Race 2 was set to take place two days later on the Sunday. It was another long wait while Harold Bennett looked for suitable conditions in which to start the race. The cut-off time of 4pm was just minutes away when Bennett called for the start procedure to begin.
However the Kiwi race officer discovered that some members of his race committee crew, from the Defender’s representative yacht club, the Société Nautique de Genève (SNG), had other ideas. They refused to raise the start flags on Bennett’s orders. As the race officer observed later, he had “a bit of a mutiny” on his hands. Instead, Bennett turned to Tom Ehman, BMW Oracle’s representative on board, and a support-boat driver to assist him with getting the start under way. "I have never seen such disgraceful behaviour on a committee boat, trying to influence the PRO to the point of ordering me to stop the sequence,” commented Bennett in an email to colleagues.
So despite the best efforts of the SNG, the start sequence began. But the crew of Alinghi 5 was caught napping again. As the five minute gun fired, signalling them to enter the start box, they were the wrong side of the line. It was an unforced error of unimaginable proportions. Mistakes like this don’t even happen in the lowest levels of the match racing, let alone at the America’s Cup.
For the second race running, the umpires gave Alinghi a penalty before the race had even started. Being late into the start box also handed the initiative to BMW Oracle who put Alinghi under pressure in the countdown to the start. Bertarelli was forced to tack away, downspeed, while Spithill surged across the line at close to full speed. At least Alinghi was headed towards the right-hand side of the course, the side which Alinghi’s weather team predicted to have the best wind.
And so it proved, as Alinghi seized back the initiative in the early stages and showed signs of being a much improved boat from the stuttering performance of Race 1. After the first few minutes, Loick Peyron took the helm from Bertarelli, and Alinghi 5 looked even better for the change. But a more favourable wind on the right-hand side was only disguising the fact that Alinghi 5 was still the slower boat, even if this time there wasn’t much in it.
When BMW Oracle made its final tack on the lay line to the windward mark, the boats were converging rapidly on a collision course. James Spithill took the conservative option, bearing away beneath Alinghi’s stern but now grabbing the lead as Alinghi had to make one more attack to the mark.

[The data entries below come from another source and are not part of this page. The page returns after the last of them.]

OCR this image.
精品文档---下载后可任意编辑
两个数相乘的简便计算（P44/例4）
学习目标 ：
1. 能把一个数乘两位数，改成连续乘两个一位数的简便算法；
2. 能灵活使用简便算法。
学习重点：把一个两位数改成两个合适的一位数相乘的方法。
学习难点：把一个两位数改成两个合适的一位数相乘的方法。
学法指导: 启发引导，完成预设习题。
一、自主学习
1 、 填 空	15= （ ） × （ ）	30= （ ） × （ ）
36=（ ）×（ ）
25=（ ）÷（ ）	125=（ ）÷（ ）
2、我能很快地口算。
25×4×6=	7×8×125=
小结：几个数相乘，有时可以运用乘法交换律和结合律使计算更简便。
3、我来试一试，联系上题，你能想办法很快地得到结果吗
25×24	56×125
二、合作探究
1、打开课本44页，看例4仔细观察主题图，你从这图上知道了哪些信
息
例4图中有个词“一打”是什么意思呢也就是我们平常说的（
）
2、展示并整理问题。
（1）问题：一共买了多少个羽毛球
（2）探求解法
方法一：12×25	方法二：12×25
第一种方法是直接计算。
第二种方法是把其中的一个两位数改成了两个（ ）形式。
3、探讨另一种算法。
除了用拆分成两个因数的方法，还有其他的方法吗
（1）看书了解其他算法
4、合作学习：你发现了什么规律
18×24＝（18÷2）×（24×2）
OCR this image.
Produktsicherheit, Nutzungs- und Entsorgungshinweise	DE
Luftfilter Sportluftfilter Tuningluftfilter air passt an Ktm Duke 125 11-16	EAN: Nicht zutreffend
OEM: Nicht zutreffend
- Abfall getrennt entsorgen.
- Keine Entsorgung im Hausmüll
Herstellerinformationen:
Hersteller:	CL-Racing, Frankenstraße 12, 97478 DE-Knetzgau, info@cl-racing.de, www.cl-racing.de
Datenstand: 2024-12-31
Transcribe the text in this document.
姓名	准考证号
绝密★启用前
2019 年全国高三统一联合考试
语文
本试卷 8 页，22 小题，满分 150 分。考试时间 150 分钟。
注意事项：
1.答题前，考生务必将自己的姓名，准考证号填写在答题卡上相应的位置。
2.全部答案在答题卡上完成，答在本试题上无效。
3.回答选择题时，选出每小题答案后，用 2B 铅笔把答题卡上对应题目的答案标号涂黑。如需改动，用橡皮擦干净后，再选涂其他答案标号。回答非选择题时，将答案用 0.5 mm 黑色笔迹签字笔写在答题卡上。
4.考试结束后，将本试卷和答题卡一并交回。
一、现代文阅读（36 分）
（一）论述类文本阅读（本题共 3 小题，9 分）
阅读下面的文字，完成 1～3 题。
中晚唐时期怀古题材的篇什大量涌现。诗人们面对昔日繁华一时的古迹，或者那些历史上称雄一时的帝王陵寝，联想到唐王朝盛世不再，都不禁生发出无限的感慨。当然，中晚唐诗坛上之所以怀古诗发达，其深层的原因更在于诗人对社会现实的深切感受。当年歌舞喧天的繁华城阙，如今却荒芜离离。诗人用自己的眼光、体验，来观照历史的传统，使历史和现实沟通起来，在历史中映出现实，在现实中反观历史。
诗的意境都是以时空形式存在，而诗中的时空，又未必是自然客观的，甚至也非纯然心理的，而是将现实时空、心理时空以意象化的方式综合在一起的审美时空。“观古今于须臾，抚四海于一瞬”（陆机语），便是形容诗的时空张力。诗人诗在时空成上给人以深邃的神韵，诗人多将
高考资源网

This 40-mile course was an equilateral triangle, with 213-mile reaches to the finish. Once ahead, USA-17 was unstoppable, the Americans converting a 28 second advantage at the first mark to almost 3 minutes by the gybe mark, and to a winning margin of 5 minutes 26 seconds by the finish. Larry Ellison had been on board to enjoy the ride, and he loved it, hugging and high-fiving the team.